Nenhum ser humano pode viver sem as sagradas e preciosas recordações da infância. Ainda que não pense nelas, guarda-as inconscientemente no íntimo. E mesmo as recordações mais ácidas e pungentes se metamorfoseiam em algo de sagrado para a alma. Aliás, o homem é naturalmente propenso a examinar algumas experiências do seu passado, de forma a poder guiar-se para o futuro. E as recordações mais poderosas vêm quase sempre da infância .


Se observamos com perspicácia, vemos com lucidez que as lembranças da infância estão presentes, inconscientes ou não, se conscientes o que sentimos e pensamos, são as lembranças boas, e o que nos ensinou ao longo da vida, aquelas ruins que praticamos, que vivemos, as marcas e cicatrizes que dentro em nós trazemos. Comungadas, metamorfoseiam em algo de sagrado para a alma.


Dostoïévski era sobremodo sensível aos sofrimentos de infância, como revela a descrição dos maus tratos infligidos às crianças em Os irmãos Karamázovi. Essa impressionabilidade brotou, sem dúvida, das torturas morais com que o pai o feriu, tais as lições de Latim narradas por Andrei, seu irmão mais novo. Decerto, Dostoïévski sangrava com a autocracia paterna mais que toda a família, pois – como nota Andrey -, era constantemente “uma pilha de nervos”, na expressão dos pais.


O meu irmão Fyodor – declara Andrey – era muito arrebatado, costumando teimar enèrgicamente nas suas opiniões e exprimir-se àcidamente. Sempre que isto acontecia, o meu pai dizia-lhe: “Fedya, aprenda a dominar-se! Ouça o que lhe digo, se não, acabará mal!

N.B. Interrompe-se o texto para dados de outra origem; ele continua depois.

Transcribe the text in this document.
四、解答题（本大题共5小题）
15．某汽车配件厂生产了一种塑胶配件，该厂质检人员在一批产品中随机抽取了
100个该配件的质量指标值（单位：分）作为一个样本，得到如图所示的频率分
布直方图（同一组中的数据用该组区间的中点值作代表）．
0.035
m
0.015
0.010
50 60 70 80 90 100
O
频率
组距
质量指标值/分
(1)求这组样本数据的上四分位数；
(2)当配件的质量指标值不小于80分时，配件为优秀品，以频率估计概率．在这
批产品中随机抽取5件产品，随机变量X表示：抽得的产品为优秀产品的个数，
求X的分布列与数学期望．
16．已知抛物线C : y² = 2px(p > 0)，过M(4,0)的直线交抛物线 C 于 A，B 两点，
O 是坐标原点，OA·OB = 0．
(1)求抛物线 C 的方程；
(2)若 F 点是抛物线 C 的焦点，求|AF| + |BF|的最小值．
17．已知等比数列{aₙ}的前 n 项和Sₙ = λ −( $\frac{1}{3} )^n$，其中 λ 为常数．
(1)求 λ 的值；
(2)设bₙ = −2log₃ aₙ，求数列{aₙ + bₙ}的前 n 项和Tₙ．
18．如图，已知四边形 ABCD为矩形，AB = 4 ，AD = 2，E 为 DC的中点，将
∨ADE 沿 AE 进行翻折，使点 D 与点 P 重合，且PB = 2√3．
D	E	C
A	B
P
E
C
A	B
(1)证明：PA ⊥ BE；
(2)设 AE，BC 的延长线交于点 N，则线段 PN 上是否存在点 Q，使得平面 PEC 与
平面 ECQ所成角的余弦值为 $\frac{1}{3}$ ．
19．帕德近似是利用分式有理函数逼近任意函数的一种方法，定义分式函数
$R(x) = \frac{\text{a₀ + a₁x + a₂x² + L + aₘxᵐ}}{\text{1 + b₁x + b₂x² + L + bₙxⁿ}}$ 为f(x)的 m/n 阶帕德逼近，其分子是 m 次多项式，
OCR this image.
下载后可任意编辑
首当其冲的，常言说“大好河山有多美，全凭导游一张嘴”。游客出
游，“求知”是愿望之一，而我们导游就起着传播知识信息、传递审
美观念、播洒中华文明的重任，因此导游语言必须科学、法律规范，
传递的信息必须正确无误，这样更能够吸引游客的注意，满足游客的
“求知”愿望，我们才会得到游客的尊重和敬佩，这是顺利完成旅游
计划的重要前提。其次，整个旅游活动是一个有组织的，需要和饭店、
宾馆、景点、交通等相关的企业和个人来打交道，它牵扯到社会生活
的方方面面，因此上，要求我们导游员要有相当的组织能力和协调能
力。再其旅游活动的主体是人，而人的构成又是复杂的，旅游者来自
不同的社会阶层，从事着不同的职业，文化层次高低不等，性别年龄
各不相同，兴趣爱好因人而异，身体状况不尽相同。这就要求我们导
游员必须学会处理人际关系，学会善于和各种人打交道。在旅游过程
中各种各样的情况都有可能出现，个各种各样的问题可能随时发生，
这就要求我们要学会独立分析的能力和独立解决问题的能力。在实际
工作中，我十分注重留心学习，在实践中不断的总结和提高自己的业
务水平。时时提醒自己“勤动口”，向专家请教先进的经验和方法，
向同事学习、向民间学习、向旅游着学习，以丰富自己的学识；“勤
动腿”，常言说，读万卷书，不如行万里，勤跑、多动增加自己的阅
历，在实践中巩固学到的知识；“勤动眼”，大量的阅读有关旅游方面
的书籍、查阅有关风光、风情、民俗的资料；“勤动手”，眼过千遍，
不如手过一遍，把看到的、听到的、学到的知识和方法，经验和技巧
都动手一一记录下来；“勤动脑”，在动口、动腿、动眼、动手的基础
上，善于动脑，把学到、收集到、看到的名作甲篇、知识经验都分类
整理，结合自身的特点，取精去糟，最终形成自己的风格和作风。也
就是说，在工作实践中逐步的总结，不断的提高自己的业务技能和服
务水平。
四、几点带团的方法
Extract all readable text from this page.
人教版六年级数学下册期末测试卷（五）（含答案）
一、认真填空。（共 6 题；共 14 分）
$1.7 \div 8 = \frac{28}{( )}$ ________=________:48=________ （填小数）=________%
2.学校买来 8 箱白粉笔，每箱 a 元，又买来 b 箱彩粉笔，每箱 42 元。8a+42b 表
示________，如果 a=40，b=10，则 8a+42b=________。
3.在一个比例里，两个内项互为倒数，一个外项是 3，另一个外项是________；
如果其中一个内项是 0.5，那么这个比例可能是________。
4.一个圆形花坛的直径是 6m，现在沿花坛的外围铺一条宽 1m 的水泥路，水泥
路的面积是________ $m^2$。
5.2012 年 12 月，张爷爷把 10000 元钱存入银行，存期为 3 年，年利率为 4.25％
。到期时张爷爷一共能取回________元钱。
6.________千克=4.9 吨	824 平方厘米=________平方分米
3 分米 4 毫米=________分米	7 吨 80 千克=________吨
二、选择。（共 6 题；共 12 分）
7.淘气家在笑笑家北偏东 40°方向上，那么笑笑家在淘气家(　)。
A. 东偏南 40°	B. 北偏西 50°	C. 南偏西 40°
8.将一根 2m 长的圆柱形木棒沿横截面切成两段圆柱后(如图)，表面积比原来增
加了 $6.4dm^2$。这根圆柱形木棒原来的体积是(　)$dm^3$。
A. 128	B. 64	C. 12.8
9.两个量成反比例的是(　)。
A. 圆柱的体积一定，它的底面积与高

Lembre-se do gorro vermelho!...”. Cito as palavras de meu pai não como uma profecia – apressa-se Andrey a explicar, já que, claro, no caso de Dostoievsky essas palavras vieram a ser verdadeiras – pois uma profecia origina-se num cálculo racional, e o meu pai nunca conceberia que os filhos viessem a cometer qualquer delito. Simplesmente, cito essas palavras como prova da impetuosidade de carácter do meu irmão quando rapaz .


Numa análise grafológica de uma carta de 9 de dezembro de 1866, diz o caráter de Dostoiévski é ciclotímico, ou seja, apresenta alternâncias cíclicas de exaltação, euforia, confiança em si, ambição, e depois de dúvida, melancolia, hipocondria, masoquismo. Mistura de fraqueza e força, de agressividade e doçura, de controle e instabilidade psíquica.


O pai de Dostoïévski era alcoólatra e crê-se que sofria de delirium tremens (a dipsomania era uma fraqueza hereditária de Dostoïévski – tio do escritor e dois dos seus irmãos morreram por causa dela), mas os ataques podiam também ter sido o princípio de uma epilepsia que não chegou a manifestar-se em todos os sintomas característicos – babadura, perda de consciência, espasmos musculares e incapacidade de apreender o sucedido mesmo após o ataque – sintomas que Dostoïévski descreveu tão pormenorizadamente nos seus romances. Tal fato justificaria, pelo menos, o mal hereditário da epilepsia na família de Dostoïévski, mal que vitimou o primeiro filho do escritor aos três anos de idade.


Até onde é possível determinar, o primeiro ataque verdadeiro ocorreu em algum dia do ano de 1850 e, conforme descreveu um relatório médico sete anos após, o ataque caracterizou-se por gritos agudos, perda de consciência, movimentos convulsivos do rosto, braços e pernas, baba pela boca, respiração rouca e pulsação fraca, rápida e irregular. O relatório informa ainda que um ataque semelhante aconteceu em 1853; e que desde então os acessos haviam se repetido numa média de um por mês.